There was nothing that I could do with the information X had given to me. It was too late. I was in too deep. I had nowhere to go with it, no frame of reference.

He told me that his previous affair had been several years ago, that his eye had not wandered since, that it had been sex only, that the woman concerned was dull and vapid and had swiftly bored him. “She just looked gorgeous, but there was nothing on the inside. Nothing like you. What we have is so different.”

He had told me about it, he explained, because he believed that we would be making our relationship public soon and he was concerned that someone else would tell me about it and I would be wrong-footed. He was doing a good thing, really. Being thoughtful and considerate.

He wanted me to know that he respected me enough to be completely honest. And the very fact that he was telling me, surely, should show me how entirely different everything was with me. Shouldn’t it? I was the real deal, and this proved it. This was genuine.

Yes, his wife had known about the other woman, and they’d had a rocky patch back in the day as a result, but she also knew that it had been meaningless, sex only, and it was nothing. Easily forgivable.

With us – well, when he told her about us, of course she would know immediately that we were a forever thing, a permanent thing, a marriage-endingly permanent thing. We were so different. That’s why it had to be done right. That’s why I needed to know all his secrets.

I couldn’t make my brain work in the way that I usually enjoy it working, fast and clean and methodical and on my side. I felt dulled and stupid, like I’d been drinking when I hadn’t.

Everything about that night is still in my head if I look for it now, that terrible feeling, that sense of urgency and darkness and being so far away from safe. In the morning, I drove away from the grotty hotel feeling lost and desperate.

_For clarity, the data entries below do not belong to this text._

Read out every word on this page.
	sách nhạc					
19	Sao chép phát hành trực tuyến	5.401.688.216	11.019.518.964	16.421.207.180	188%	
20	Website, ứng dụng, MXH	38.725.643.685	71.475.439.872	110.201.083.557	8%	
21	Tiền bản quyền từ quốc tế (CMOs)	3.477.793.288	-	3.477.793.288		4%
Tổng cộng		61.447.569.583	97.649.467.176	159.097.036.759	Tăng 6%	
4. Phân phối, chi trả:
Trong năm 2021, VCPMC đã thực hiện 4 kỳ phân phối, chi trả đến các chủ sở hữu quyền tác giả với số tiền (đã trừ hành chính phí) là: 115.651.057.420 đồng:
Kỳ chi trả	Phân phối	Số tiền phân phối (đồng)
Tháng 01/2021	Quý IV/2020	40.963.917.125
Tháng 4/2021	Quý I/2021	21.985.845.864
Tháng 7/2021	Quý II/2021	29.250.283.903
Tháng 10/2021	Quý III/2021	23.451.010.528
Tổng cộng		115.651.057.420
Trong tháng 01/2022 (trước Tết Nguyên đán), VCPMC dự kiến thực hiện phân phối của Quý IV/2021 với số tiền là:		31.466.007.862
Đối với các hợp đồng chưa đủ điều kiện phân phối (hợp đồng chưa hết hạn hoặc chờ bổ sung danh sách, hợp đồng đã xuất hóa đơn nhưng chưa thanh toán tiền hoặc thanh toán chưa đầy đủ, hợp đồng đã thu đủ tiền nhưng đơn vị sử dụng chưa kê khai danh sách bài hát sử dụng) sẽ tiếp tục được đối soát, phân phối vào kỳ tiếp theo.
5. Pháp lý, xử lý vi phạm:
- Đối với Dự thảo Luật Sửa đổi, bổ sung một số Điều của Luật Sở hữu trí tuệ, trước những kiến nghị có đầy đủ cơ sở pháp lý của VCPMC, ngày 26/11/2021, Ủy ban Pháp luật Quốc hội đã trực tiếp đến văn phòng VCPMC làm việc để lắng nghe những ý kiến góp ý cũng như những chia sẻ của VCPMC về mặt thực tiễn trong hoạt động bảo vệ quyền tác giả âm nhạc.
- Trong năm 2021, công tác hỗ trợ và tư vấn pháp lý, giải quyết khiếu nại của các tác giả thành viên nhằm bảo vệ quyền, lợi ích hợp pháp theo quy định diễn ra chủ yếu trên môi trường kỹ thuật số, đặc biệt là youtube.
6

I can so clearly remember that I wanted at that moment – more than anything in the world – was to talk to my husband about everything. He always had answers for me, his brain works fast and logically, and I was so used to his arms being the place I felt safest. The fact that I could not talk to him about any of it, that I could never do this, that I was so fucking far from a place where this would be possible and I couldn’t even see the path I’d made to get myself here, made me hurt badly in a place just under my ribs.

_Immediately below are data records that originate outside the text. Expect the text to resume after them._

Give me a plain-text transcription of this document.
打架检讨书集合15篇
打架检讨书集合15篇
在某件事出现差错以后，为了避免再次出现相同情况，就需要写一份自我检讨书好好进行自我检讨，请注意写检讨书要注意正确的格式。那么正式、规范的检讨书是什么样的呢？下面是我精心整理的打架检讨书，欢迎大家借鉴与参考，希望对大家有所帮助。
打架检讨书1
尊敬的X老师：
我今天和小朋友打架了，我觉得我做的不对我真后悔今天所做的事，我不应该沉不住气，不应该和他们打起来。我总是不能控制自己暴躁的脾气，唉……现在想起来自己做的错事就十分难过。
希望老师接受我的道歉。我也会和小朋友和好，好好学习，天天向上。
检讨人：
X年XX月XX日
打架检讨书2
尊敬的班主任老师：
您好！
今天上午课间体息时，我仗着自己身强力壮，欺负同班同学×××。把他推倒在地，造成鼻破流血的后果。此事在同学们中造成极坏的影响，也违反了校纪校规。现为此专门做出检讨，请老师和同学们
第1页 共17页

I knew that I had to end the affair but I couldn’t do it. I could not do it. I told X that I needed to think, but I knew that this thinking time was an empty gesture and he knew it too. I was going nowhere.

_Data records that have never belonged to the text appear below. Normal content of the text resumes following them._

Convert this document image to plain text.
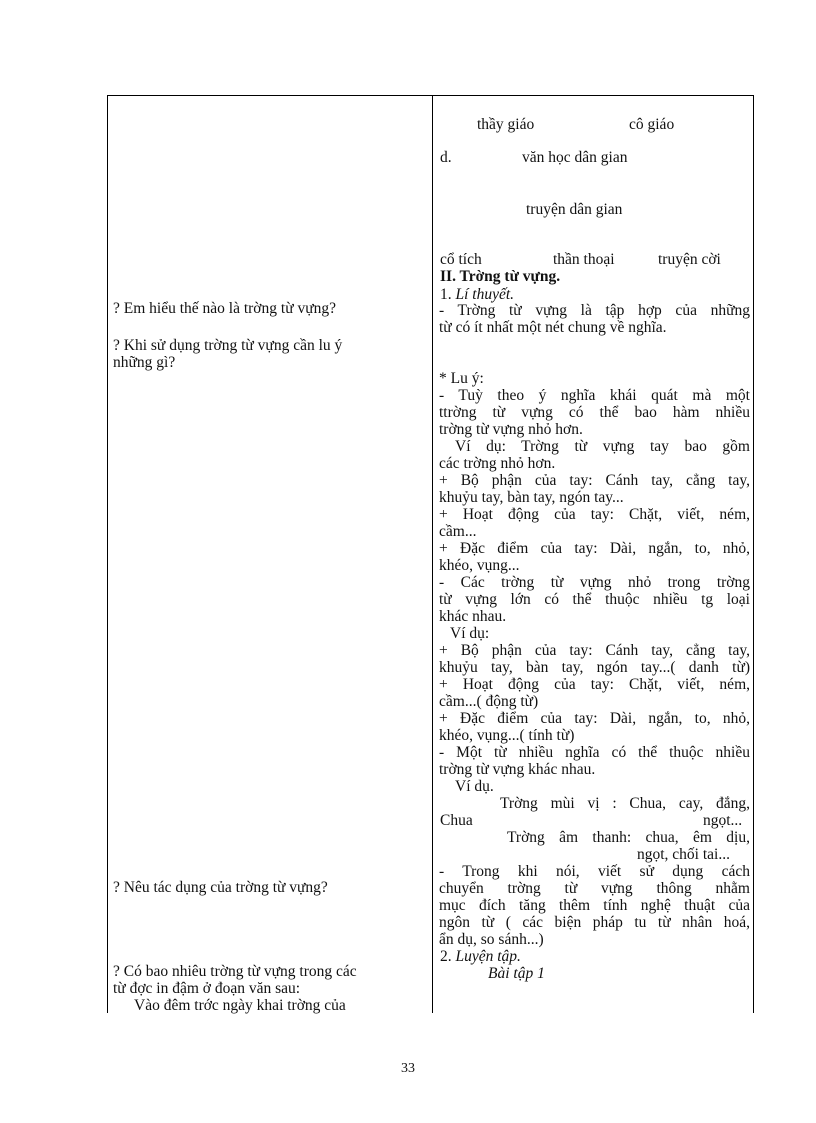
? Em hiểu thế nào là trờng từ vựng?
? Khi sử dụng trờng từ vựng cần lu ý
những gì?
? Nêu tác dụng của trờng từ vựng?
? Có bao nhiêu trờng từ vựng trong các
từ đợc in đậm ở đoạn văn sau:
Vào đêm trớc ngày khai trờng của
thầy giáo	cô giáo
d.	văn học dân gian
truyện dân gian
cổ tích	thần thoại	truyện cời
II. Trờng từ vựng.
1. Lí thuyết.
- Trờng từ vựng là tập hợp của những
từ có ít nhất một nét chung về nghĩa.
* Lu ý:
- Tuỳ theo ý nghĩa khái quát mà một
ttrờng từ vựng có thể bao hàm nhiều
trờng từ vựng nhỏ hơn.
Ví dụ: Trờng từ vựng tay bao gồm
các trờng nhỏ hơn.
+ Bộ phận của tay: Cánh tay, cẳng tay,
khuỷu tay, bàn tay, ngón tay...
+ Hoạt động của tay: Chặt, viết, ném,
cầm...
+ Đặc điểm của tay: Dài, ngắn, to, nhỏ,
khéo, vụng...
- Các trờng từ vựng nhỏ trong trờng
từ vựng lớn có thể thuộc nhiều tg loại
khác nhau.
Ví dụ:
+ Bộ phận của tay: Cánh tay, cẳng tay,
khuỷu tay, bàn tay, ngón tay...( danh từ)
+ Hoạt động của tay: Chặt, viết, ném,
cầm...( động từ)
+ Đặc điểm của tay: Dài, ngắn, to, nhỏ,
khéo, vụng...( tính từ)
- Một từ nhiều nghĩa có thể thuộc nhiều
trờng từ vựng khác nhau.
Ví dụ.
Trờng mùi vị : Chua, cay, đắng,
Chua	ngọt...
Trờng âm thanh: chua, êm dịu,
ngọt, chối tai...
- Trong khi nói, viết sử dụng cách
chuyển trờng từ vựng thông nhằm
mục đích tăng thêm tính nghệ thuật của
ngôn từ ( các biện pháp tu từ nhân hoá,
ẩn dụ, so sánh...)
2. Luyện tập.
Bài tập 1
33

I was too tightly wound in the threads of the new web that held my life together. I couldn’t get out of it without causing damage to either myself or the people around me, and we both knew that I wouldn’t do that. Not then.

So I absorbed the blow of the new information and I went away for the weekend with my husband and children and I hated myself more than I would ever have thought possible.

And when I got back I spoke to X and I said that I understood everything he had told me and I was prepared to accept it but that I believed what needed to happen, now, was that we at least end the limbo we were currently living in. If we were as different as he kept saying, if I meant so much more than the vacuous blonde who’d had my extra-marital spot previously, then he needed to prove it. We couldn’t go on lying daily to two blameless families and living a shadow life somewhere in between the two of them. It wasn’t fair on them but now, I told him, it was definitely not fair on me.

X was so grateful. He bombarded me with gratitude. He told me that he could not believe I had given him a second chance. That he would make himself worthy of it. That after his biggest race that summer, we would come clean, tell everyone everything. It wasn’t long to wait, and then we’d have a lifetime to repair any damage we’d caused and enjoy the life we deserved.

I was so tired. What he was saying made sense but also, it did not make sense. I had no idea what to do. I was just so, so tired.

I decided, then, simply to stop bothering to cover my tracks any more, to stop all of my attempts at being a better liar, and just to see what happened next.